The indictment accused Segal of crimes that have a maximum sentence of three years in prison. By law, when a person is carrying a weapon, his normal sentence can be doubled, which means Segal could potentially have been given a six-year sentence.
Segal said he committed the crime while temporarily insane. When he was interrogated by police he explained that he attacked the man because he was Arab.
Judge Shamai Becker rejected the defense's claim that "ghosts and voices" urged Segal to stab the man, writing in the official record that "not only did Segal know he was committing a criminal act, but moreover – even if we accept his words, which we see as absurd, according to which he was chased by ghosts and voices and wanted to find refuge in jail, he chose committing a criminal act as a solution and tool for achieving his aim.

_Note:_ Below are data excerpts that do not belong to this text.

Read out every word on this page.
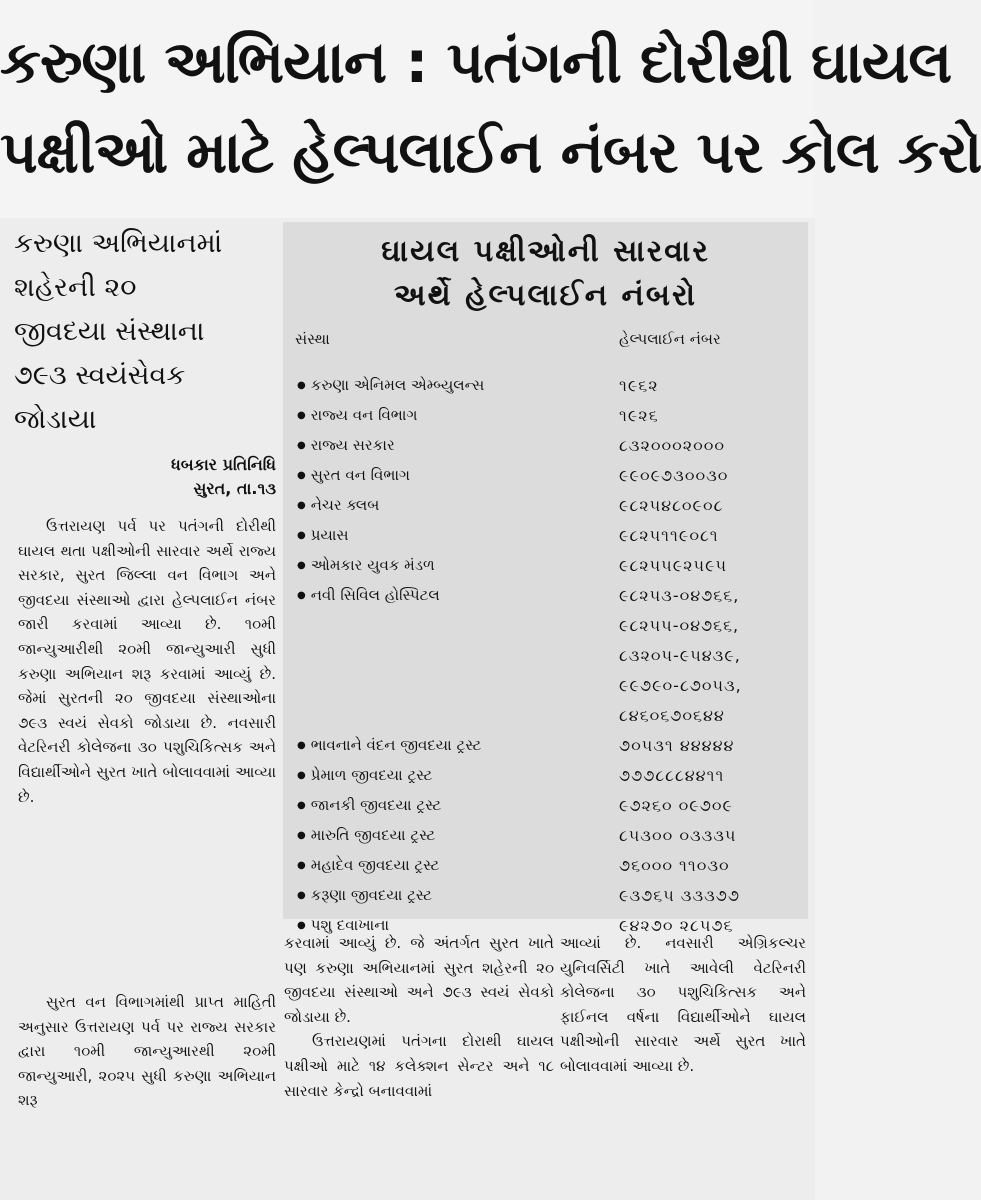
કરુણા અભિયાન : પતંગની દોરીથી ઘાયલ
પક્ષીઓ માટે હેલ્પલાઈન નંબર પર કોલ કરો
કરુણા અભિયાનમાં
શહેરની ૨૦
જીવદયા સંસ્થાના
૭૯૩ સ્વયંસેવક
જોડાયા
ધબકાર પ્રતિનિધિ
સુરત, તા.૧૩

ઉત્તરાયણ પર્વ પર પતંગની દોરીથી ઘાયલ થતા પક્ષીઓની સારવાર અર્થે રાજ્ય સરકાર, સુરત જિલ્લા વન વિભાગ અને જીવદયા સંસ્થાઓ દ્વારા હેલ્પલાઈન નંબર જારી કરવામાં આવ્યા છે. ૧૦મી જાન્યુઆરીથી ૨૦મી જાન્યુઆરી સુધી કરુણા અભિયાન શરૂ કરવામાં આવ્યું છે. જેમાં સુરતની ૨૦ જીવદયા સંસ્થાઓના ૭૯૩ સ્વયં સેવકો જોડાયા છે. નવસારી વેટરિનરી કોલેજના ૩૦ પશુચિકિત્સક અને વિદ્યાર્થીઓને સુરત ખાતે બોલાવવામાં આવ્યા છે.

સુરત વન વિભાગમાંથી પ્રાપ્ત માહિતી અનુસાર ઉત્તરાયણ પર્વ પર રાજ્ય સરકાર દ્વારા ૧૦મી જાન્યુઆરથી ૨૦મી જાન્યુઆરી, ૨૦૨૫ સુધી કરુણા અભિયાન શરૂ

ઘાયલ પક્ષીઓની સારવાર
અર્થે હેલ્પલાઈન નંબરો
સંસ્થા	હેલ્પલાઈન નંબર
● કરુણા એનિમલ એમ્બ્યુલન્સ	૧૯૬૨
● રાજ્ય વન વિભાગ	૧૯૨૬
● રાજ્ય સરકાર	૮૩૨૦૦૦૨૦૦૦
● સુરત વન વિભાગ	૯૯૦૯૭૩૦૦૩૦
● નેચર ક્લબ	૯૮૨૫૪૮૦૯૦૮
● પ્રયાસ	૯૮૨૫૧૧૯૦૮૧
● ઓમકાર યુવક મંડળ	૯૮૨૫૫૯૨૫૯૫
● નવી સિવિલ હોસ્પિટલ	૯૮૨૫૩-૦૪૭૬૬,
૯૮૨૫૫-૦૪૭૬૬,
૮૩૨૦૫-૯૫૪૩૯,
૯૯૭૯૦-૮૭૦૫૩,
૮૪૬૦૬૭૦૬૪૪
● ભાવનાને વંદન જીવદયા ટ્રસ્ટ	૭૦૫૩૧ ૪૪૪૪૪
● પ્રેમાળ જીવદયા ટ્રસ્ટ	૭૭૭૮૮૮૪૪૧૧
● જાનકી જીવદયા ટ્રસ્ટ	૯૭૨૬૦ ૦૯૭૦૯
● મારુતિ જીવદયા ટ્રસ્ટ	૮૫૩૦૦ ૦૩૩૩૫
● મહાદેવ જીવદયા ટ્રસ્ટ	૭૬૦૦૦ ૧૧૦૩૦
● કરૂણા જીવદયા ટ્રસ્ટ	૯૩૭૬૫ ૩૩૩૭૭
● પશુ દવાખાના	૯૪૨૭૦ ૨૮૫૭૬

કરવામાં આવ્યું છે. જે અંતર્ગત સુરત ખાતે પણ કરુણા અભિયાનમાં સુરત શહેરની ૨૦ જીવદયા સંસ્થાઓ અને ૭૯૩ સ્વયં સેવકો જોડાયા છે.

ઉત્તરાયણમાં પતંગના દોરાથી ઘાયલ પક્ષીઓ માટે ૧૪ કલેક્શન સેન્ટર અને ૧૮ સારવાર કેન્દ્રો બનાવવામાં

આવ્યાં છે. નવસારી એગ્રિકલ્ચર યુનિવર્સિટી ખાતે આવેલી વેટરિનરી કોલેજના ૩૦ પશુચિકિત્સક અને ફાઈનલ વર્ષના વિદ્યાર્થીઓને ઘાયલ પક્ષીઓની સારવાર અર્થે સુરત ખાતે બોલાવવામાં આવ્યા છે.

"The ghotsts only haunted and 'drove Segal mad.' They didn't 'tell him' to commit a criminal act, didn't order him to stab a random person, and certainly did not point specifically at an Arab victim. The only thing that led Segal's mind astray is his hatred towards Arabs. Racism and hatred are indeed a sign and signal of terrible illness, but not insanity." Judge Becker added, "this is an event that terrorizes the victim, who has no clue of why he was attacked." He pointed out the fact that the maximum sentence is six years in prison, but also mentioned some extenuating circumstances that made him reduce it, including the defendant's troubled mental health history.